Pour les projets d’extraction, les questions financières revêtent une grande importance : qu’est-ce qu’une « transaction équitable » ? Quel montant le gouvernement va-t-il percevoir cette année ? Quel montant sera versé aux collectivités locales ? Quelles seraient les conséquences d’une hausse de 10 % du prix de l’or ou du pétrole ? D’une baisse de 20 % ? Quelle est la valeur de la mine d’or ? Est-il nécessaire d’offrir cette exemption fiscale ?

Les données statiques ne peuvent à elles seules apporter ces réponses. Elles doivent être combinées - production avec prix, marges bénéficiaires avec impôts acquittés - aux calculs d’un modèle.

L’ITIE fournit des données mais son objectif est également d’offrir une vision. La modélisation financière pourrait être exploitée de manière plus systématique dans le but de fournir des informations analytiques et spécifiques. Elle peut être perçue comme un rapprochement de niveau supérieur. Lorsque les exercices de rapprochement posent la question « combien A a-t-il payé à B ? », le modèle demande « combien A aurait dû payer à B ? »

Il n’est donc pas surprenant que les groupes multipartites (GMP) commencent à s’intéresser de près à la modélisation. Au Nigeria, l’ITIE Nigéria a utilisé un modèle pour examiner une question cruciale, à savoir le montant que le gouvernement a pu perdre dans le secteur pétrolier offshore en négligeant d’invoquer un droit de regard sur la première génération de contrats. En Zambie, le gouvernement et les compagnies minières ont échangé leurs modèles qui examinent l’impact d’un nouveau régime fiscal sur les aspects économiques des projets. Cette rencontre a permis de générer un rapprochement inédit dans un pays qui possède une industrie minière vieille de plus d’un siècle.
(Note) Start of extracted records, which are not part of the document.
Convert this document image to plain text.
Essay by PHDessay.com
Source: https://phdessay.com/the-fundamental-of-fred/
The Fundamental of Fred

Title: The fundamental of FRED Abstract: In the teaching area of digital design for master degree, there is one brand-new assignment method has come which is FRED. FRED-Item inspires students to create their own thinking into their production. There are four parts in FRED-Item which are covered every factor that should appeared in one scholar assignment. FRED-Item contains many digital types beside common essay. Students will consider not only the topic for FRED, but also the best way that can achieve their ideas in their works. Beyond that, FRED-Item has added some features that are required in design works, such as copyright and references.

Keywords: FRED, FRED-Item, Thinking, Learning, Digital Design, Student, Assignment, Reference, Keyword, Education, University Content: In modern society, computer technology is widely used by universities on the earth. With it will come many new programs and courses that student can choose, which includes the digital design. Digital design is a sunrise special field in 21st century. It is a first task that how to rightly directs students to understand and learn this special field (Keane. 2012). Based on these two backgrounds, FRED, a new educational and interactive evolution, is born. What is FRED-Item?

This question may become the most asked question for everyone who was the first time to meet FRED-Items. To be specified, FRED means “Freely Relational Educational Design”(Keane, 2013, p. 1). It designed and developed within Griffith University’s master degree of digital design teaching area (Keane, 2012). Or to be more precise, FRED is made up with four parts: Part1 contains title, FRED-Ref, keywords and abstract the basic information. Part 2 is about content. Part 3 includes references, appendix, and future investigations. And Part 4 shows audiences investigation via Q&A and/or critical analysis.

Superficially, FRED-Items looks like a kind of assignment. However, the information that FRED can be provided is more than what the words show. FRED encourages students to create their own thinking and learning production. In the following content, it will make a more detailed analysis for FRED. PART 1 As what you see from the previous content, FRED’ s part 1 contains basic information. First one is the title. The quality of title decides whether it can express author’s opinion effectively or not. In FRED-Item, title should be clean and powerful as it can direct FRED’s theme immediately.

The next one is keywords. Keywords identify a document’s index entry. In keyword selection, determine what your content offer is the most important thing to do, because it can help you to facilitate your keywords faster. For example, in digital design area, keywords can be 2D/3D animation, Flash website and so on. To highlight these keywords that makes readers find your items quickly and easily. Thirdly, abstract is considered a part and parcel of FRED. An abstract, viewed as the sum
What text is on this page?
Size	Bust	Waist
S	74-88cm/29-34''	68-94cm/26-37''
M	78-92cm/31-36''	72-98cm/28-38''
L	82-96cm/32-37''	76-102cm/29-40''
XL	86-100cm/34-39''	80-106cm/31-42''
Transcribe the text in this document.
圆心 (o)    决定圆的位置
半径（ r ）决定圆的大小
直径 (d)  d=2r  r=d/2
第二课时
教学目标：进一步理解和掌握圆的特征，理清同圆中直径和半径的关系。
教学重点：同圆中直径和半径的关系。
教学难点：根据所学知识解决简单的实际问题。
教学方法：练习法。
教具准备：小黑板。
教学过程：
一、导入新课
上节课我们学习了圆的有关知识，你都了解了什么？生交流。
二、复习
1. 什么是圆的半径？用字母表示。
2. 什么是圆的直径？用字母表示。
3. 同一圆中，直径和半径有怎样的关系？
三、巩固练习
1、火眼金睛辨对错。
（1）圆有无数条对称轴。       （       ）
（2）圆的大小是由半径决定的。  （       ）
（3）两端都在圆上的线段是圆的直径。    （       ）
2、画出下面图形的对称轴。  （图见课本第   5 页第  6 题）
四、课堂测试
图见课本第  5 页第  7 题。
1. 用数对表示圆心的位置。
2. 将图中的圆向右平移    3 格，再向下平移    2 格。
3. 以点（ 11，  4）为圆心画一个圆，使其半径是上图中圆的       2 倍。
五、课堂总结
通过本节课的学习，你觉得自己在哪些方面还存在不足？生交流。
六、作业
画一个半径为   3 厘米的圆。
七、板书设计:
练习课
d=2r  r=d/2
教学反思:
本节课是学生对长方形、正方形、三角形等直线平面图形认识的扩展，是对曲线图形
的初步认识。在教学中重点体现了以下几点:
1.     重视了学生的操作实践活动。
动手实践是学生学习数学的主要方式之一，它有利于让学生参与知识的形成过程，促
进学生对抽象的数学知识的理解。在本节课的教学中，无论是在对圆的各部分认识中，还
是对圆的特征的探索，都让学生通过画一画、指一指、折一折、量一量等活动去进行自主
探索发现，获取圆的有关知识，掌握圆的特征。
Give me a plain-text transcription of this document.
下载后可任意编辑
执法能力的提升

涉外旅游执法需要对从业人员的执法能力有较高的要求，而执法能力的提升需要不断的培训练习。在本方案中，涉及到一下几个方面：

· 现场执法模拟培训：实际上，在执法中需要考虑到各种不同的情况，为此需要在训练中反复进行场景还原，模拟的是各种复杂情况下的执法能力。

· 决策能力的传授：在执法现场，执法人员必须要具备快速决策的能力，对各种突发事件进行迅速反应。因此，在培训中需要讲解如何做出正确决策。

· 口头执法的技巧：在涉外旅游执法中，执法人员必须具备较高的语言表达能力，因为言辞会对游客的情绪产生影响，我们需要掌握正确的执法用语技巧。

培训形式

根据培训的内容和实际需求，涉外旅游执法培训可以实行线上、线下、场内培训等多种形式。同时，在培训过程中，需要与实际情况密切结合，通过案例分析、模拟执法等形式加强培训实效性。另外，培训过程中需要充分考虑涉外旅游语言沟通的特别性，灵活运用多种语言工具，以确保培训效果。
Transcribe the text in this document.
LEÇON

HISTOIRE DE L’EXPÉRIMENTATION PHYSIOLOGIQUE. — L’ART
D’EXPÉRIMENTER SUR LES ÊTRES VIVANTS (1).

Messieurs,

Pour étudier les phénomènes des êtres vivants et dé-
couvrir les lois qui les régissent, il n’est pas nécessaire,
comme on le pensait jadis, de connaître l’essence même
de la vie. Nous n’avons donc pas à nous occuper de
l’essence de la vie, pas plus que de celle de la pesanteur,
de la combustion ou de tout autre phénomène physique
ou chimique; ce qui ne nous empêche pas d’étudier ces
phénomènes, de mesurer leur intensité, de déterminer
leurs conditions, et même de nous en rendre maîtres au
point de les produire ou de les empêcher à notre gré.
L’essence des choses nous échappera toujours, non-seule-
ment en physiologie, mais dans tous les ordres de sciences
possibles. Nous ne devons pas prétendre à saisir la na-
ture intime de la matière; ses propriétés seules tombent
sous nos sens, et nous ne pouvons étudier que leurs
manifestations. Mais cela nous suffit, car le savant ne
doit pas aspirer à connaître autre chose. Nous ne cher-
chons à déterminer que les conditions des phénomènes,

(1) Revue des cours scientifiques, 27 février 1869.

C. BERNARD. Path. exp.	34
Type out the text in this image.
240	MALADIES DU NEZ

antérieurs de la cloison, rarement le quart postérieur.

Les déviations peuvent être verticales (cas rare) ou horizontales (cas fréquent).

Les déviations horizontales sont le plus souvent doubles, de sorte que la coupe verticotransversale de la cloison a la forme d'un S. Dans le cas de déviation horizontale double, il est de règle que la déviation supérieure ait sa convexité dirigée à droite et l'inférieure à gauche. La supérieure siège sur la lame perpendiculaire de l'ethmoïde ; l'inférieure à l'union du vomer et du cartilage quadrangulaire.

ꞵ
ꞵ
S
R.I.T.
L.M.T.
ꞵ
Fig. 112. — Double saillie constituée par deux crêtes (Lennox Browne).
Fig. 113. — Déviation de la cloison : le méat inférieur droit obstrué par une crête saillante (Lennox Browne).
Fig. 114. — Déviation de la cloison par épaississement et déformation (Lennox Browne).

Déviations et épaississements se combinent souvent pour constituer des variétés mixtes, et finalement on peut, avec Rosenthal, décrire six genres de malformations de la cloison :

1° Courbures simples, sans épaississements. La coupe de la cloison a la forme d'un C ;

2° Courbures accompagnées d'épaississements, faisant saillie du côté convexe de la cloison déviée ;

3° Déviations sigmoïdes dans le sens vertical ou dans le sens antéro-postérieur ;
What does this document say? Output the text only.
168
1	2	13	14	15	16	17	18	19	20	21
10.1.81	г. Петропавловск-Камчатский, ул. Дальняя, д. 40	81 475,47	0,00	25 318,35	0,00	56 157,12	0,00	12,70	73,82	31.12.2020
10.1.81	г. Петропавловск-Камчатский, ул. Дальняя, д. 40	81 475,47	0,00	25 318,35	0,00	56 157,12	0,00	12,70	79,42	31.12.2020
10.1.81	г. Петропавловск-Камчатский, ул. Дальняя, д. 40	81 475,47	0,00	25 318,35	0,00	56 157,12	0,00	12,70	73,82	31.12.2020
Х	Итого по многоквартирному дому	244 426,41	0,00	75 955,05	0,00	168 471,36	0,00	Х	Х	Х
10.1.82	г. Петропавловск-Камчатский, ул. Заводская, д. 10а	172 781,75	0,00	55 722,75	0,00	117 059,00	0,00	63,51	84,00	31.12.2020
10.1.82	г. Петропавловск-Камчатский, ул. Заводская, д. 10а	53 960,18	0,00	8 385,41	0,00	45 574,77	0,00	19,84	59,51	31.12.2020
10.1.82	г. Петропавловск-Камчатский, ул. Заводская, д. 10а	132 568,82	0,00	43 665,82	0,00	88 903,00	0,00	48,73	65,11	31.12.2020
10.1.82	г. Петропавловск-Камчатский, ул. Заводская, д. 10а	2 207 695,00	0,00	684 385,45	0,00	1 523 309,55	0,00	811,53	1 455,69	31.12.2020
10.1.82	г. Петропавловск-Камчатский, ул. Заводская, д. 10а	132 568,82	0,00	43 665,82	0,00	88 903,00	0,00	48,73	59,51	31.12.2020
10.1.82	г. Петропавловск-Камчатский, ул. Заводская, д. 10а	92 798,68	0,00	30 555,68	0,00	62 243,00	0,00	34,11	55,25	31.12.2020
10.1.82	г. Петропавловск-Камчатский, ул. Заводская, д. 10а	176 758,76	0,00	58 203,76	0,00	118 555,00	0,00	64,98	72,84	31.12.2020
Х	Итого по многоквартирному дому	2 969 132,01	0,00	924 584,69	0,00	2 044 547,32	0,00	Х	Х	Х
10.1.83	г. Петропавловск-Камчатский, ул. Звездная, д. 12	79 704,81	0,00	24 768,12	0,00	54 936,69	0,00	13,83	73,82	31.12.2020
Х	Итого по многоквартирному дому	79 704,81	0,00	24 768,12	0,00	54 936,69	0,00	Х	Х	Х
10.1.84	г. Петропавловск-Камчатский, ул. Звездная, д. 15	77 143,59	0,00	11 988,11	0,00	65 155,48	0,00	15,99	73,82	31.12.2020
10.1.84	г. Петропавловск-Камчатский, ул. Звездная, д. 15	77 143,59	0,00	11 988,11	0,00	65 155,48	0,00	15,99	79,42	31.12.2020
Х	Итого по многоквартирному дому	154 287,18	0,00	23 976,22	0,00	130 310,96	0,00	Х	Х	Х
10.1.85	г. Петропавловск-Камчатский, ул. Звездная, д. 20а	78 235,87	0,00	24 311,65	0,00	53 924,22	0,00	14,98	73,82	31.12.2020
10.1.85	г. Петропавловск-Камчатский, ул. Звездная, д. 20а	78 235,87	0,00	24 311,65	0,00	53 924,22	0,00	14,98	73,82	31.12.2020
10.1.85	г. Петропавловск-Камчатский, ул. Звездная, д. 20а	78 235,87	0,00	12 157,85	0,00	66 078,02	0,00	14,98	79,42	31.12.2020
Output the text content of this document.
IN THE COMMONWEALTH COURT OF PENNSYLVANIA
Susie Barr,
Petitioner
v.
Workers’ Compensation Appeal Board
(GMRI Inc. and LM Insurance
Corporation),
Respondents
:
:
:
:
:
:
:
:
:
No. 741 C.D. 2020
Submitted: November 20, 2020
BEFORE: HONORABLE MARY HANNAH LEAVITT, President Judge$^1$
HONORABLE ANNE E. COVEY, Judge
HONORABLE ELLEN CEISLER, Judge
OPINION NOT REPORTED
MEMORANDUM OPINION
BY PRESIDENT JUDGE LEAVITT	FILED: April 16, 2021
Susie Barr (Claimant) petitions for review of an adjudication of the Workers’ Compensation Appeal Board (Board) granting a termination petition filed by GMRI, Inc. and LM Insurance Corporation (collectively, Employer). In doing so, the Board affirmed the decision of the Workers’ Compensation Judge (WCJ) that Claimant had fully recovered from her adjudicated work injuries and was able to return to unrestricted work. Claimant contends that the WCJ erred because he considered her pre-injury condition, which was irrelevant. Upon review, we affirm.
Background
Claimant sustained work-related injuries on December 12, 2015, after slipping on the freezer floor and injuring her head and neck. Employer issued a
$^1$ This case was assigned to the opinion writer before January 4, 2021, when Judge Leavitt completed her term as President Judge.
Des modèles ont récemment été présentés dans d’autres pays de l’ITIE, comme la Guyane et le Myanmar, et dans des pays à différents stades de leur développement, comme le Liban et la République du Congo.


Analyse de l’ITIE Nigéria montrant les revenus en cas de statu quo et de révision des contrats

L’ITIE occupe une position unique lui permettant de faire avancer la modélisation dans l’espace public. Elle jouit de la confiance des gouvernements, qu’elle intègre parfois, bien que son mandat vise à créer un consensus - en publiant des informations. La structure de l’ITIE lui permet de promouvoir à l’échelle mondiale les meilleures pratiques et un espace communautaire de connaissances dans l’espace public de manière plus coordonnée que ne l’ont fait d’autres initiatives jusqu’à présent. Cette réussite pourrait être mise à profit par l’ITIE en faisant de l’analyse financière sophistiquée la « nouvelle norme » dans bon nombre de pays où le gouvernement ne modélise pas efficacement les ressources naturelles en privé. Il s’agit là d’une perspective intéressante !

Nous pouvons donc conclure que la modélisation contribue au second volet du vaste mandat de l’ITIE, qui est d’informer le débat. Les modèles peuvent jouer un rôle de « tueurs de rumeurs » ; ils peuvent révéler que le secteur offshore d’un pays ne permettra pas de préserver l’ensemble de l’économie, les finances publiques ou de mettre fin à la pauvreté. Ils peuvent aussi démontrer qu’un accord passé était effectivement acceptable. De nombreux pays ont la capacité de reproduire la réussite de la Zambie en matière de modélisation. Le principe fondateur de l’ITIE repose sur l’idée qu’une information ouverte et fiable permet d’améliorer les politiques et de donner à la société la possibilité de fonctionner. La modélisation constitue naturellement la prochaine étape pour atteindre cet objectif.

Johnny West est directeur d’OpenOil, un cabinet de conseil basé à Berlin et spécialisé dans l’analyse financière appliquée aux ressources naturelles pour les politiques publiques. OpenOil héberge la plus grande collection de modèles financiers du secteur extractif publiés sur Internet et offre des services-conseil aux gouvernements, aux groupes de réflexion, à la société civile, aux organismes bilatéraux de développement et aux institutions financières internationales. Johnny West est membre du Comité consultatif de la FAST Standard Organisation, qui gère le système de modélisation financière open source le plus utilisé au monde, ainsi que du conseil d’administration d’Open Knowledge International.